On 2022-03-24 19:09, Vladimir Oltean wrote:
On Thu, Mar 24, 2022 at 06:06:51PM +0000, Marc Zyngier wrote:
I was just raising this as what I thought would be a simple and
non-controversial counter example to your remark "If you change something,
you *must* guarantee forward *and* backward compatibility."
If you change something *in the binding*, which was implicit in the
context, and makes no sense out of context.
Practically speaking, what has happened is that the board DT appeared in
kernel N, the ls-extirq driver in kernel N+1, and the DT was updated to
enable PHY interrupts in kernel N+2. That DT update practically broke
kernel N from running correctly on DTs taken from kernel N+2 onwards.

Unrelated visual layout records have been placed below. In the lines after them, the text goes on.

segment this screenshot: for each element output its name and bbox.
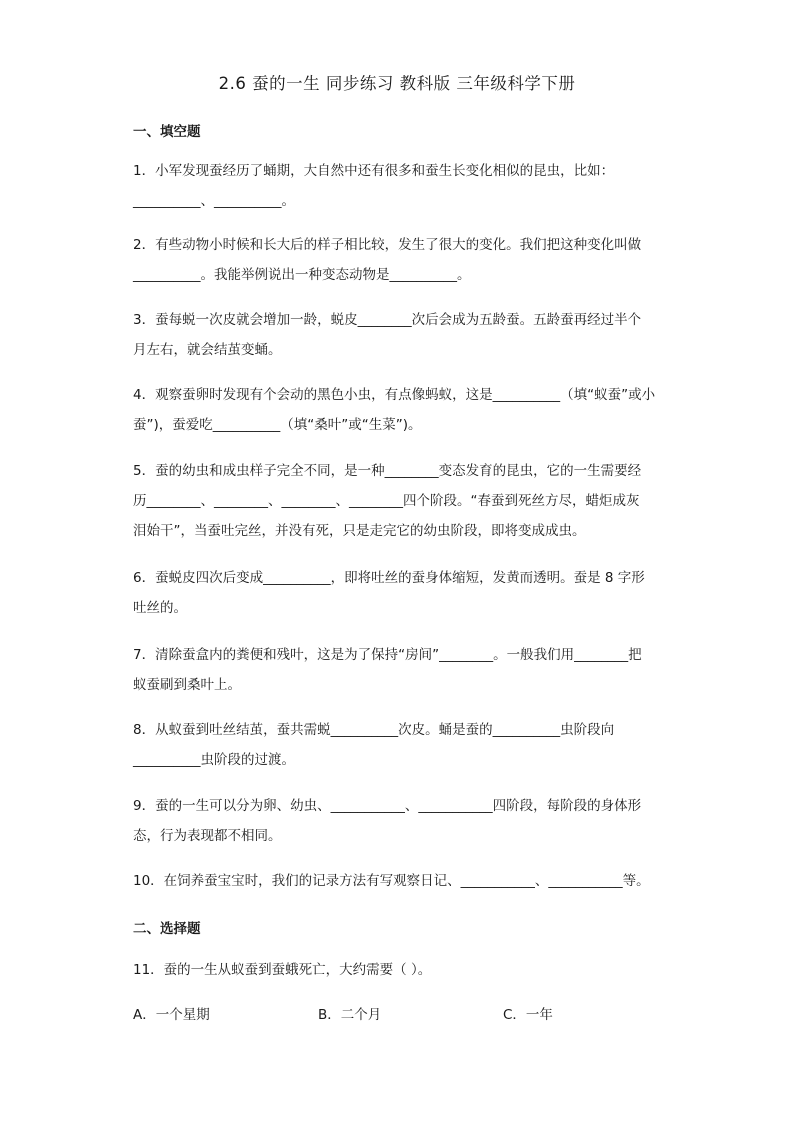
- section-heading-fill-in: 一、填空题: [133, 124, 201, 140]
- option-a[interactable]: A．一个星期: [133, 1007, 210, 1023]
- option-b[interactable]: B．二个月: [318, 1007, 382, 1023]
- question-line: __________虫阶段的过渡。: [133, 752, 295, 768]
- page-title: 2.6 蚕的一生 同步练习 教科版 三年级科学下册: [218, 74, 576, 93]
- question-1: [133, 156, 663, 216]
- question-10: [133, 866, 663, 896]
- question-line: 泪始干”，当蚕吐完丝，并没有死，只是走完它的幼虫阶段，即将变成成虫。: [133, 523, 586, 539]
- option-c[interactable]: C．一年: [503, 1007, 553, 1023]
- question-line: 8．从蚁蚕到吐丝结茧，蚕共需蜕__________次皮。蛹是蚕的__________虫阶段向: [133, 722, 615, 738]
- question-line: 9．蚕的一生可以分为卵、幼虫、___________、___________四阶段，每阶段的身体形: [133, 798, 642, 814]
- question-line: 吐丝的。: [133, 600, 187, 616]
- question-5: [133, 456, 663, 546]
- question-6: [133, 563, 663, 623]
- question-line: 蚁蚕刷到桑叶上。: [133, 677, 241, 693]
- question-line: 10．在饲养蚕宝宝时，我们的记录方法有写观察日记、___________、___________等。: [133, 873, 650, 889]
- question-line: __________、__________。: [133, 193, 295, 209]
- question-11: [133, 955, 663, 985]
- question-line: 7．清除蚕盒内的粪便和残叶，这是为了保持“房间”________。一般我们用________把: [133, 647, 642, 663]
- question-line: 3．蚕每蜕一次皮就会增加一龄，蜕皮________次后会成为五龄蚕。五龄蚕再经过半个: [133, 312, 642, 328]
- question-7: [133, 640, 663, 700]
- question-line: 月左右，就会结茧变蛹。: [133, 342, 282, 358]
- question-line: 历________、________、________、________四个阶段。“春蚕到死丝方尽，蜡炬成灰: [133, 493, 640, 509]
- question-9: [133, 791, 663, 851]
- question-line: 11．蚕的一生从蚁蚕到蚕蛾死亡，大约需要（ ）。: [133, 962, 432, 978]
- question-line: 2．有些动物小时候和长大后的样子相比较，发生了很大的变化。我们把这种变化叫做: [133, 237, 642, 253]
- question-line: 6．蚕蜕皮四次后变成__________，即将吐丝的蚕身体缩短，发黄而透明。蚕是 8 字形: [133, 570, 645, 586]
- question-line: __________。我能举例说出一种变态动物是__________。: [133, 267, 471, 283]
- question-8: [133, 715, 663, 775]
- question-3: [133, 305, 663, 365]
- question-line: 5．蚕的幼虫和成虫样子完全不同，是一种________变态发育的昆虫，它的一生需要经: [133, 463, 642, 479]
- question-line: 4．观察蚕卵时发现有个会动的黑色小虫，有点像蚂蚁，这是__________（填“蚁蚕”或小: [133, 387, 656, 403]
- question-line: 态，行为表现都不相同。: [133, 828, 282, 844]
- question-2: [133, 230, 663, 290]
- question-line: 蚕”)，蚕爱吃__________（填“桑叶”或“生菜”)。: [133, 417, 422, 433]
- question-4: [133, 380, 663, 440]
- section-heading-multiple-choice: 二、选择题: [133, 921, 201, 937]
- question-line: 1．小军发现蚕经历了蛹期，大自然中还有很多和蚕生长变化相似的昆虫，比如：: [133, 163, 615, 179]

This is the observable behavior, we can find as many justifications for
it as we wish.
Well, you can also argue that the DT was broken at N and N+1 for not
describing the HW correctly and completely. No binding has changed
here. Your DT was incomplete, and someone fixed it for you.
We can argue this things forever and a half. I've laid down the ground
rules for the stuff I maintain. If you're not happy with this, you can
fix it by either removing the NXP hardware from the tree, or taking
over from me as the irqchip maintainer. I'd be perfectly happy with
any (and even more, with both) of these outcomes.
Ok, my intention wasn't to inflame you even though the way in which I
presented the problem might have suggested otherwise.
With my developer hat I still don't agree with you even with the
additional clarification you've made that you were referring only to
bindings and not to any and all DT changes. The reason being that the DT
blob is a whole, and it doesn't matter if there's a regression because
of a binding change or something else, you still need to be prepared to
update it, sometimes in lockstep with the kernel, like it or not.
But as a user, I just wanted to get an opinion from you what can we do
to deal better with this situation: optional interrupt provided by
device with missing driver, which of_irq_get() doesn't seem to understand.
FWIW, of_irq_get() absolutely understands how to handle a missing IRQ
provider driver; it returns -EPROBE_DEFER. If a caller considers the IRQ
optional, then it's up to that caller to decide how long to keep waiting
for the provider to appear until giving up and carrying on without it.
If your phy driver is making the dumb decision to wait for ever for
something which isn't critical, then you're free to fix it, or perhaps
even propose for of_irq_get() to opt in to the
driver_deferred_probe_check_state() mechanism if you believe it's a
sufficiently general case.
If a new DT with an additional new property (either on an existing
machine, or on a completely new machine which has the property from the
start) exposes a bug in a driver, that's unfortunate, but it is entirely
irrelevant to the ABI implications of changing the interpretation of an
existing property.
Robin.